You are looking for the flow builder and Flow.buffer():
suspend fun getData(): Flow<Data> = flow {
var pageData: List<Data>
var pageUrl: String? = "bla"
while (pageUrl != null) {
TODO("fetch pageData from pageUrl and change pageUrl to the next page")
emitAll(pageData)
}
}
.flowOn(Dispatchers.IO /* no need for a thread pool executor, IO does it automatically */)
.buffer(3)
You can use it just like a normal Flow, iterate, etc. If you want to know the total length of the output, you should calculate it on the consumer with a mutable closure variable. Note you shouldn't need to use GlobalScope anywhere (ideally ever).

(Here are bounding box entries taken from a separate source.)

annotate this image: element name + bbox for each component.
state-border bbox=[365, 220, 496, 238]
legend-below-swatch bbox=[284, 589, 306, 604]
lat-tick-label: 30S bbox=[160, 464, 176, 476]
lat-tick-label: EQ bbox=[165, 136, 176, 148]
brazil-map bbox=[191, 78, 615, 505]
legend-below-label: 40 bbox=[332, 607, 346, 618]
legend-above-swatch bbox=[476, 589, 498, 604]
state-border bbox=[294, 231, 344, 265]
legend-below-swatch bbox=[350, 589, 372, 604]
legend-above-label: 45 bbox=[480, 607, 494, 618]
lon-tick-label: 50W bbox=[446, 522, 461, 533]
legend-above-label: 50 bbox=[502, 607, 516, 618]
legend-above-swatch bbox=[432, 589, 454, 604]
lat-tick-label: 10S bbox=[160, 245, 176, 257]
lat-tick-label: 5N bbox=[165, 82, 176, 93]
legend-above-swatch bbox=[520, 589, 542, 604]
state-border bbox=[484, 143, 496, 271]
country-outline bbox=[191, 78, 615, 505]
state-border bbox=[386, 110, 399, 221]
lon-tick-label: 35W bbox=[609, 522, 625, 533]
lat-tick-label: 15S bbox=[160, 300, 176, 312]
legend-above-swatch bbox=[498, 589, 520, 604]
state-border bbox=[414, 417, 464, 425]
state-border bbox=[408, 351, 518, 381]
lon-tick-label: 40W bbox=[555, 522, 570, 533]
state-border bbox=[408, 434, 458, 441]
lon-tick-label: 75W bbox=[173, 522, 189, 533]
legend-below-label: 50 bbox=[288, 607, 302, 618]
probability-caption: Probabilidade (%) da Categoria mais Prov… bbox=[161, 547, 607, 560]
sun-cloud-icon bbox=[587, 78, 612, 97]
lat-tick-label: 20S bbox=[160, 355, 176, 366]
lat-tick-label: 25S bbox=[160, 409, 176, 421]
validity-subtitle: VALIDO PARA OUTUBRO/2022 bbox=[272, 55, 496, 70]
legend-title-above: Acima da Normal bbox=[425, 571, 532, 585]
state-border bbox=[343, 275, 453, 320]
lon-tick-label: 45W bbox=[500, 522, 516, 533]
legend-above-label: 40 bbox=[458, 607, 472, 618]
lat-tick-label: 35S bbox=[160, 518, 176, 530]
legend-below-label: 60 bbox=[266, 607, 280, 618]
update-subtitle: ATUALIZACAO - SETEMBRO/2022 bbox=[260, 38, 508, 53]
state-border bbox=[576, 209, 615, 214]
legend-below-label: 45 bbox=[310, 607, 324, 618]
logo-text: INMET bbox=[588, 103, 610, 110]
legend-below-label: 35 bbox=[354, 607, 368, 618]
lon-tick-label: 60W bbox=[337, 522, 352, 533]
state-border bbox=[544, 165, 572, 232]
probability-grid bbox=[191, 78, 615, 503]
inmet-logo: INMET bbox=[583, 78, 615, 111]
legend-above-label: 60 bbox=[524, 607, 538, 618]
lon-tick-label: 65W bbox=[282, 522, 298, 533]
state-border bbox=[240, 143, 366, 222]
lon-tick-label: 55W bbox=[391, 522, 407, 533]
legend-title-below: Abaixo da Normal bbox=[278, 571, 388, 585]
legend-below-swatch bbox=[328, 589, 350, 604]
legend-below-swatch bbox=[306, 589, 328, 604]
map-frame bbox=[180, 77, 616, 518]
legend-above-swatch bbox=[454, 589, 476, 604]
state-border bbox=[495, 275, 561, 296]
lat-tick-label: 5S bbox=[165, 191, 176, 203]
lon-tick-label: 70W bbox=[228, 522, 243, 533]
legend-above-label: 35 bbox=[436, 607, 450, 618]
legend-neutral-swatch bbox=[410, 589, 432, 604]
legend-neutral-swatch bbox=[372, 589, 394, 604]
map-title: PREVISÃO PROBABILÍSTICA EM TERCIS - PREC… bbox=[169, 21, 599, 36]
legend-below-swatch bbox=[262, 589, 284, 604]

There are a few ways to achieve the desired behaviour. I would suggest to use coroutineScope which is designed specifically for parallel decomposition. It also provides good cancellation and error handling behaviour out of the box. In conjunction with Channel.close behaviour it makes the implementation pretty simple. Conceptually the implementation may look like this:
suspend fun fetchAllPages() {
coroutineScope {
val channel = Channel<MyPage>(Channel.UNLIMITED)
launch(Dispatchers.IO){ loadData(channel) }
launch(Dispatchers.IO){ processData(channel) }
}
}
suspend fun loadData(sendChannel: SendChannel<MyPage>){
while(hasMoreData()){
sendChannel.send(loadPage())
}
sendChannel.close()
}
suspend fun processData(channel: ReceiveChannel<MyPage>){
for(page in channel){
// process page
}
}
It works in the following way:
coroutineScope suspends until all children are finished. So you don't need CompletableDeferred anymore.
loadData() loads pages in cycle and posts them into the channel. It closes the channel as soon as all pages have been loaded.
processData fetches items from the channel one by one and process them. The cycle will finish as soon as all the items have been processed (and the channel has been closed).
In this implementation the producer coroutine works independently, with no back-pressure, so it can take a lot of memory if the processing is slow. Limit the buffer capacity to have the producer coroutine suspend when the buffer is full.
It might be also a good idea to use channels fan-out behaviour to launch multiple processors to speed up the computation.